Por Diego Moschkovich

Sobre o livro

Além de analisar a atuação do diretor Konstantin Stanislávski em seu período tardio, Diego Moschkovich traz ao leitor a tradução integral e inédita dos estenogramas de aula do grande mestre russo.

Disso resulta um material importante para a compreensão do pensamento e da metodologia aplicada por ele em seu último Estúdio, o Estúdio de Ópera e Arte Dramática.

QUARTA-CAPA É comum dividirmos a trajetória de Stanislávski em dois momentos: o do jovem encenador, romântico experimentador, e o do homem maduro sistematizador, cientificista e criador de um método de trabalho que ficou conhecido em toda parte como “método das ações físicas”.

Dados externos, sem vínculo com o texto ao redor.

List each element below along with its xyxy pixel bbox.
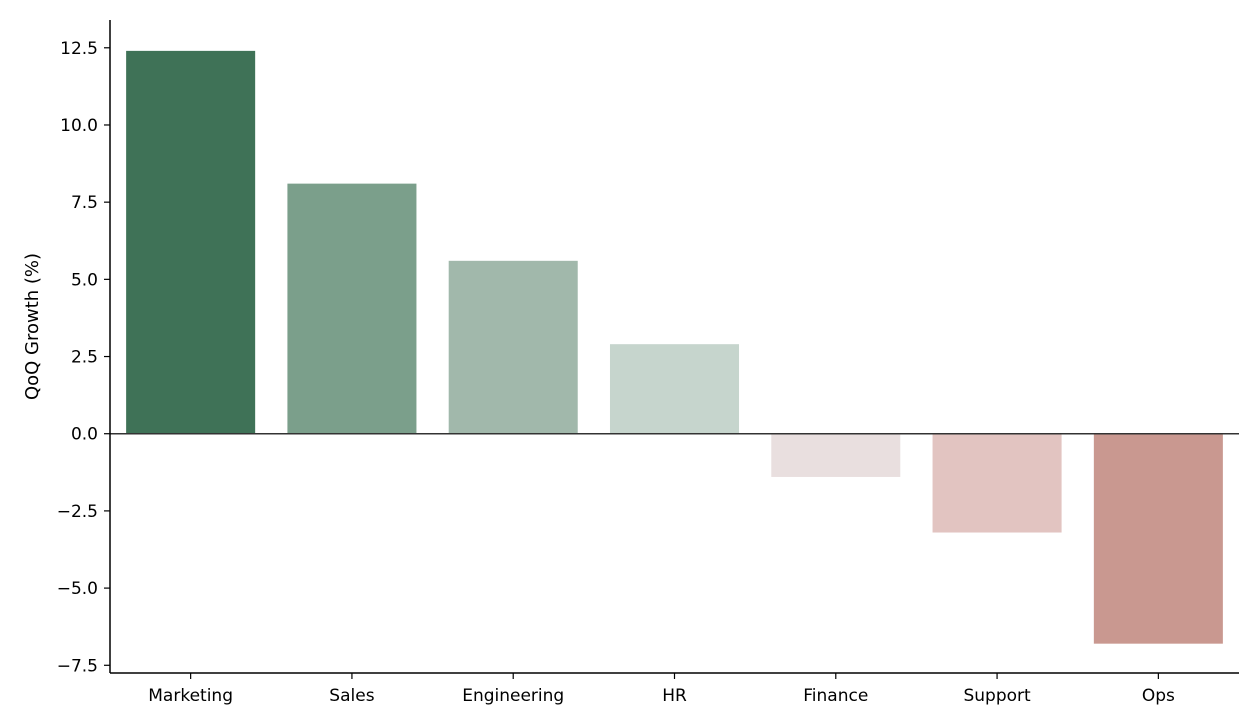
x-tick-label: HR — [662, 686, 687, 706]
x-tick-label: Marketing — [148, 686, 233, 706]
x-tick-label: Support — [963, 686, 1031, 706]
y-ticks-layer: −7.5 −5.0 −2.5 0.0 2.5 5.0 7.5 10.0 12.5 — [57, 39, 110, 676]
bars-layer — [126, 50, 1223, 644]
y-tick-label: 12.5 — [60, 39, 98, 59]
y-tick-label: −2.5 — [57, 502, 98, 522]
y-axis-label: QoQ Growth (%) — [22, 253, 43, 400]
bar-engineering — [448, 260, 578, 434]
y-tick-label: 7.5 — [71, 193, 98, 213]
bar-hr — [609, 344, 740, 434]
x-tick-label: Engineering — [462, 686, 564, 706]
bar-support — [932, 433, 1062, 533]
bar-ops — [1093, 433, 1223, 644]
x-tick-label: Ops — [1142, 686, 1175, 706]
x-ticks-layer: Marketing Sales Engineering HR Finance Suppor… — [148, 673, 1175, 706]
bar-marketing — [126, 50, 256, 434]
y-tick-label: 0.0 — [71, 425, 98, 445]
x-tick-label: Finance — [803, 686, 868, 706]
bar-sales — [287, 183, 417, 434]
bar-finance — [771, 433, 901, 477]
y-tick-label: 2.5 — [71, 348, 98, 368]
x-tick-label: Sales — [329, 686, 374, 706]
y-tick-label: −5.0 — [57, 579, 98, 599]
y-tick-label: 5.0 — [71, 270, 98, 290]
y-tick-label: 10.0 — [60, 116, 98, 136]
y-tick-label: −7.5 — [57, 656, 98, 676]
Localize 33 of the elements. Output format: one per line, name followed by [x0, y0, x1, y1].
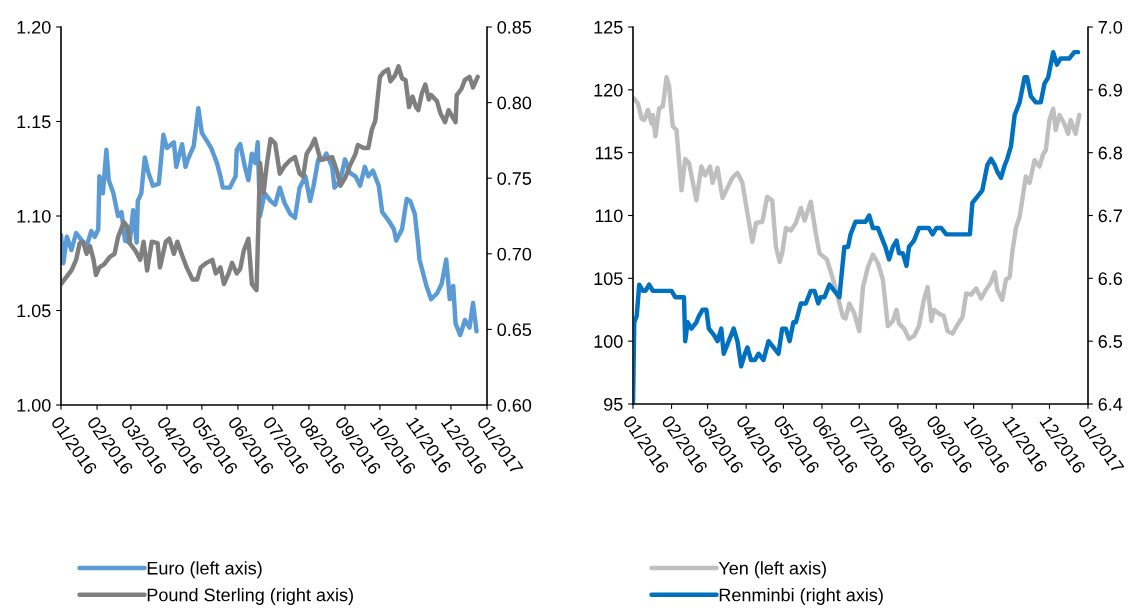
y-tick-label: 105: [594, 272, 623, 286]
y-tick-label: 125: [594, 20, 623, 34]
y2-tick-label: 6.7: [1098, 209, 1122, 223]
line-series: [61, 64, 480, 293]
y2-tick-label: 6.5: [1098, 335, 1123, 348]
y2-tick-label: 0.85: [497, 20, 532, 34]
y2-tick-label: 6.4: [1098, 397, 1123, 411]
y-tick-label: 95: [604, 397, 623, 411]
y-tick-label: 1.15: [17, 115, 51, 129]
y2-tick-label: 0.60: [497, 398, 532, 412]
line-series: [633, 75, 1082, 341]
y2-tick-label: 0.70: [497, 247, 532, 261]
y-tick-label: 1.20: [17, 20, 51, 34]
y-tick-label: 100: [594, 335, 623, 348]
legend-label: Yen (left axis): [718, 561, 826, 579]
y2-tick-label: 0.75: [497, 172, 532, 185]
y2-tick-label: 0.80: [497, 96, 532, 110]
legend-label: Pound Sterling (right axis): [147, 588, 353, 605]
y2-tick-label: 6.9: [1098, 83, 1122, 97]
y2-tick-label: 0.65: [497, 323, 532, 337]
y2-tick-label: 6.6: [1098, 272, 1123, 286]
y-tick-label: 1.05: [17, 304, 51, 318]
legend-label: Euro (left axis): [147, 561, 262, 579]
y-tick-label: 110: [595, 209, 623, 223]
y2-tick-label: 7.0: [1098, 20, 1123, 34]
y-tick-label: 1.00: [17, 398, 51, 412]
y-tick-label: 115: [595, 146, 623, 160]
legend-label: Renminbi (right axis): [719, 588, 883, 605]
y-tick-label: 120: [594, 83, 623, 97]
line-series: [633, 49, 1081, 404]
line-series: [61, 106, 479, 338]
y2-tick-label: 6.8: [1098, 146, 1123, 160]
y-tick-label: 1.10: [17, 209, 51, 223]
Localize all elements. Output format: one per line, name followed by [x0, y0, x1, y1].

O ÚLTIMO STANISLÁVSKI EM AÇÃO questiona essa cisão e busca contextualizar e apresentar a prática artística e pedagógica de Konstantin Stanislávski em seu último Estúdio.

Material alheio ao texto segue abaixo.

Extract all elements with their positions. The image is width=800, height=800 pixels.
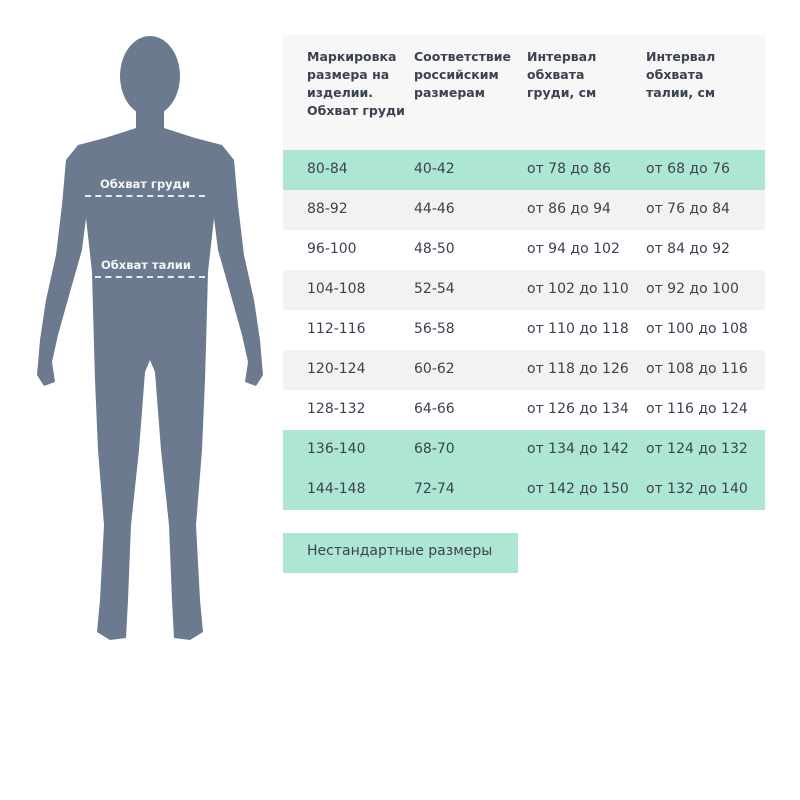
body-silhouette: [37, 36, 263, 640]
cell-russian-size: 52-54: [414, 281, 455, 297]
cell-size-marking: 80-84: [307, 161, 348, 177]
waist-line: [95, 276, 205, 278]
cell-russian-size: 40-42: [414, 161, 455, 177]
cell-waist-interval: от 132 до 140: [646, 481, 748, 497]
cell-chest-interval: от 110 до 118: [527, 321, 629, 337]
size-table: Маркировка размера на изделии. Обхват гр…: [283, 35, 765, 510]
cell-waist-interval: от 76 до 84: [646, 201, 730, 217]
cell-waist-interval: от 124 до 132: [646, 441, 748, 457]
cell-size-marking: 120-124: [307, 361, 366, 377]
cell-russian-size: 60-62: [414, 361, 455, 377]
cell-waist-interval: от 116 до 124: [646, 401, 748, 417]
chest-label: Обхват груди: [100, 177, 191, 191]
table-row: 120-124 60-62 от 118 до 126 от 108 до 116: [283, 350, 765, 390]
cell-chest-interval: от 126 до 134: [527, 401, 629, 417]
header-russian-size: Соответствие российским размерам: [414, 49, 512, 100]
cell-russian-size: 56-58: [414, 321, 455, 337]
cell-chest-interval: от 118 до 126: [527, 361, 629, 377]
cell-chest-interval: от 142 до 150: [527, 481, 629, 497]
table-row: 80-84 40-42 от 78 до 86 от 68 до 76: [283, 150, 765, 190]
cell-size-marking: 112-116: [307, 321, 366, 337]
cell-russian-size: 64-66: [414, 401, 455, 417]
cell-size-marking: 88-92: [307, 201, 348, 217]
cell-size-marking: 136-140: [307, 441, 366, 457]
waist-label: Обхват талии: [101, 258, 191, 272]
header-chest-interval: Интервал обхвата груди, см: [527, 49, 597, 100]
cell-chest-interval: от 86 до 94: [527, 201, 611, 217]
table-row: 128-132 64-66 от 126 до 134 от 116 до 124: [283, 390, 765, 430]
table-row: 88-92 44-46 от 86 до 94 от 76 до 84: [283, 190, 765, 230]
cell-russian-size: 68-70: [414, 441, 455, 457]
body-silhouette-figure: Обхват груди Обхват талии: [0, 0, 300, 700]
cell-waist-interval: от 108 до 116: [646, 361, 748, 377]
cell-chest-interval: от 78 до 86: [527, 161, 611, 177]
chest-line: [85, 195, 205, 197]
table-header: Маркировка размера на изделии. Обхват гр…: [283, 35, 765, 150]
cell-waist-interval: от 84 до 92: [646, 241, 730, 257]
cell-size-marking: 144-148: [307, 481, 366, 497]
cell-chest-interval: от 102 до 110: [527, 281, 629, 297]
table-row: 144-148 72-74 от 142 до 150 от 132 до 140: [283, 470, 765, 510]
table-row: 136-140 68-70 от 134 до 142 от 124 до 132: [283, 430, 765, 470]
cell-waist-interval: от 68 до 76: [646, 161, 730, 177]
cell-russian-size: 72-74: [414, 481, 455, 497]
cell-russian-size: 44-46: [414, 201, 455, 217]
cell-chest-interval: от 94 до 102: [527, 241, 620, 257]
cell-size-marking: 104-108: [307, 281, 366, 297]
cell-waist-interval: от 100 до 108: [646, 321, 748, 337]
nonstandard-sizes-button[interactable]: Нестандартные размеры: [283, 533, 518, 573]
table-row: 104-108 52-54 от 102 до 110 от 92 до 100: [283, 270, 765, 310]
header-size-marking: Маркировка размера на изделии. Обхват гр…: [307, 49, 405, 118]
cell-size-marking: 96-100: [307, 241, 357, 257]
header-waist-interval: Интервал обхвата талии, см: [646, 49, 716, 100]
cell-russian-size: 48-50: [414, 241, 455, 257]
cell-chest-interval: от 134 до 142: [527, 441, 629, 457]
table-row: 96-100 48-50 от 94 до 102 от 84 до 92: [283, 230, 765, 270]
cell-waist-interval: от 92 до 100: [646, 281, 739, 297]
table-row: 112-116 56-58 от 110 до 118 от 100 до 108: [283, 310, 765, 350]
cell-size-marking: 128-132: [307, 401, 366, 417]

A partir da sua tradução integral e inédita, com notas e comentários, de dezesseis estenogramas de aulas encontrados nos Arquivos do Museu do Teatro de Arte de Moscou, Diego Moschkovich contextualiza historicamente a criação do Estúdio de Ópera e Arte Dramática, analisa as práticas pedagógicas de treinamento do ator propostas pelo mestre russo e aborda suas experiências na busca da criação de um “novo método de trabalho”, assim como as polêmicas ocorridas após sua morte em relação a esse método.

O que avulta, em lugar da imagem do sábio criador e gênio inconteste, é o trabalho incansável de um verdadeiro experimentador, que testava, errava, corrigia, e que, principalmente, nunca teve medo do desconhecido, de avançar rumo às regiões não mapeadas da criação artística.

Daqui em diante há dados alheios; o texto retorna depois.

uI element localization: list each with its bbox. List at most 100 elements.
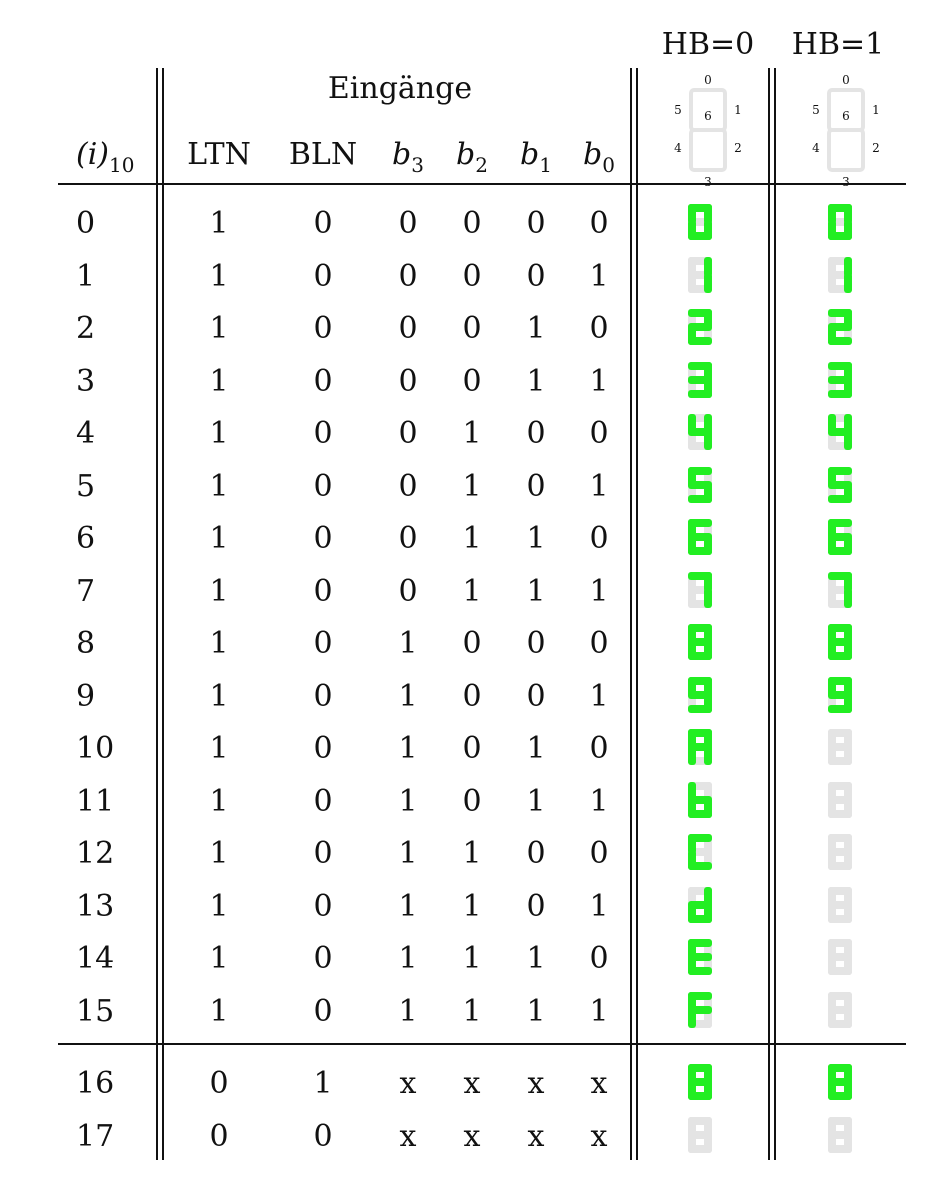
display-hb0: [688, 571, 712, 608]
cell-ltn: 1: [209, 941, 229, 976]
row-index: 2: [76, 311, 96, 346]
segment-2-on: [844, 587, 852, 608]
segment-6-on: [688, 743, 712, 751]
cell-b1: 0: [526, 888, 546, 924]
column-header-label: BLN: [288, 137, 358, 172]
cell-bln: 0: [313, 678, 333, 714]
cell-b2: x: [463, 1066, 481, 1101]
cell-b2: 1: [462, 573, 482, 609]
segment-6-on: [688, 323, 712, 331]
segment-1-on: [844, 256, 852, 277]
cell-b3: 0: [398, 363, 418, 399]
segment-6-on: [688, 375, 712, 384]
cell-b0: x: [590, 1066, 608, 1101]
inputs-group-header: Eingänge: [327, 71, 473, 106]
cell-b3: 0: [398, 468, 418, 504]
row-index: 9: [76, 678, 96, 714]
row-index: 12: [76, 836, 115, 871]
cell-b0: 0: [589, 836, 609, 871]
cell-b1: 0: [526, 626, 546, 661]
segment-6-off: [828, 900, 852, 909]
divider-index-2: [162, 68, 164, 1160]
cell-b0: 0: [589, 626, 609, 661]
cell-b3: 1: [398, 783, 418, 819]
cell-b3: 0: [398, 573, 418, 609]
cell-bln: 0: [313, 206, 333, 241]
column-header-subscript: 3: [411, 153, 424, 177]
display-hb1: [828, 466, 852, 503]
cell-b0: 1: [589, 993, 609, 1029]
row-index: 13: [76, 888, 115, 924]
segment-3-on: [828, 704, 852, 713]
segment-4-on: [688, 850, 696, 870]
segment-6-off: [688, 1131, 712, 1139]
cell-ltn: 1: [209, 206, 229, 241]
cell-b2: 1: [462, 416, 482, 451]
cell-b0: 0: [589, 521, 609, 556]
cell-ltn: 1: [209, 626, 229, 661]
segment-4-on: [688, 220, 696, 240]
cell-bln: 0: [313, 468, 333, 504]
cell-ltn: 1: [209, 731, 229, 766]
cell-b3: x: [399, 1066, 417, 1101]
display-hb1: [828, 991, 852, 1028]
cell-b1: 1: [526, 573, 546, 609]
cell-b0: 0: [589, 941, 609, 976]
segment-3-on: [828, 389, 852, 398]
cell-b3: 0: [398, 258, 418, 294]
segment-label-3: 3: [704, 175, 712, 189]
display-hb0: [688, 886, 712, 923]
cell-b3: 0: [398, 311, 418, 346]
column-header-subscript: 0: [602, 153, 615, 177]
segment-2-on: [844, 272, 852, 293]
cell-b0: 1: [589, 783, 609, 819]
cell-b1: x: [527, 1066, 545, 1101]
cell-ltn: 1: [209, 521, 229, 556]
column-header-ltn: LTN: [187, 140, 251, 170]
cell-b2: 1: [462, 941, 482, 976]
segment-6-on: [688, 480, 712, 489]
divider-hb-2: [774, 68, 776, 1160]
cell-ltn: 0: [209, 1119, 229, 1154]
cell-b0: 0: [589, 416, 609, 451]
cell-ltn: 1: [209, 836, 229, 871]
segment-1-on: [844, 571, 852, 592]
display-hb0: [688, 256, 712, 293]
display-hb1: [828, 1064, 852, 1100]
cell-b0: x: [590, 1119, 608, 1154]
cell-b3: 0: [398, 206, 418, 241]
row-index: 17: [76, 1119, 115, 1154]
row-index: 5: [76, 468, 96, 504]
segment-5-on: [688, 204, 696, 224]
display-hb0: [688, 466, 712, 503]
cell-b1: 1: [526, 731, 546, 766]
segment-label-4: 4: [812, 141, 820, 155]
cell-ltn: 1: [209, 783, 229, 819]
row-index: 10: [76, 731, 115, 766]
cell-b1: 1: [526, 363, 546, 399]
display-hb0: [688, 624, 712, 660]
segment-6-off: [828, 795, 852, 804]
segment-label-6: 6: [704, 109, 712, 123]
header-rule: [58, 183, 906, 185]
segment-6-on: [828, 1078, 852, 1086]
display-hb1: [828, 309, 852, 345]
cell-bln: 0: [313, 783, 333, 819]
column-header-b2: b2: [456, 140, 488, 178]
segment-3-on: [688, 389, 712, 398]
cell-b1: 1: [526, 311, 546, 346]
segment-6-off: [828, 848, 852, 856]
cell-bln: 0: [313, 258, 333, 294]
cell-b2: 0: [462, 626, 482, 661]
row-index: 7: [76, 573, 96, 609]
cell-b3: 1: [398, 941, 418, 976]
hb1-header: HB=1: [791, 27, 885, 62]
cell-b1: 0: [526, 678, 546, 714]
segment-label-1: 1: [872, 103, 880, 117]
segment-4-on: [828, 220, 836, 240]
cell-b2: 1: [462, 836, 482, 871]
cell-b2: x: [463, 1119, 481, 1154]
row-index: 0: [76, 206, 96, 241]
segment-6-on: [828, 533, 852, 541]
cell-bln: 0: [313, 836, 333, 871]
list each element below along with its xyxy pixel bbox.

ORELHA por Nair D’Agostini Em 2007, Diego atravessou o Atlântico rumo à Rússia, em busca de uma família de saber. Trinta anos antes, em 1978, eu também me aventurava na busca de raízes que me fizessem pertencente a uma tradição teatral.

Enquanto Diego partiu com destino certo, São Petersburgo, eu, ignorando o rumo que tomaria na vasta União Soviética, também ancorei na mesma cidade, que então chamava-se Leningrado.

Diego, por escolha própria, e eu, por sorte, em condições históricas diversas, chegamos ao Instituto Estatal de Teatro, Música e Cinema de Leningrado (LGITMiK), renomada instituição estatal de ensino teatral. Ele, na condição de estudante, e eu, na de mestranda.

Ali, recebemos uma formação fundamentada no legado do Sistema com mestres de alta competência pedagógica dentro dos princípios do pensamento de Stanislávski.

Apesar do afastamento temporal e dos contextos históricos diferentes em que se deu nossa formação, considero que temos raízes comuns: somos atravessados pelos mesmos discursos, somos filhos da mesma herança, do mesmo saber, que flui e ressoa em nós, que fundamenta as nossas práticas como pedagogos, criadores, pesquisadores e até como artistas-seres humanos, em nossos procedimentos éticos e estéticos.

Já no Brasil, Diego se lança – afoito – aos mais variados experimentos criativos e profissionais.

Afirmando-se como investigador criativo no papel de diretor, ele combina seu trabalho como docente e como tradutor de inúmeras obras que integram o conhecimento do teatro russo, do qual somos ainda tão carentes.

Investe também em dar continuidade à sua formação acadêmica, e eis que temos em mãos os frutos de seu mestrado, do qual tive o imenso prazer de participar da banca de avaliação.

Além da valiosíssima tradução dos estenogramas do último Estúdio de Stanislávski, Diego nos contempla com um estudo aprofundado e uma reflexão sobre esses últimos experimentos do mestre russo.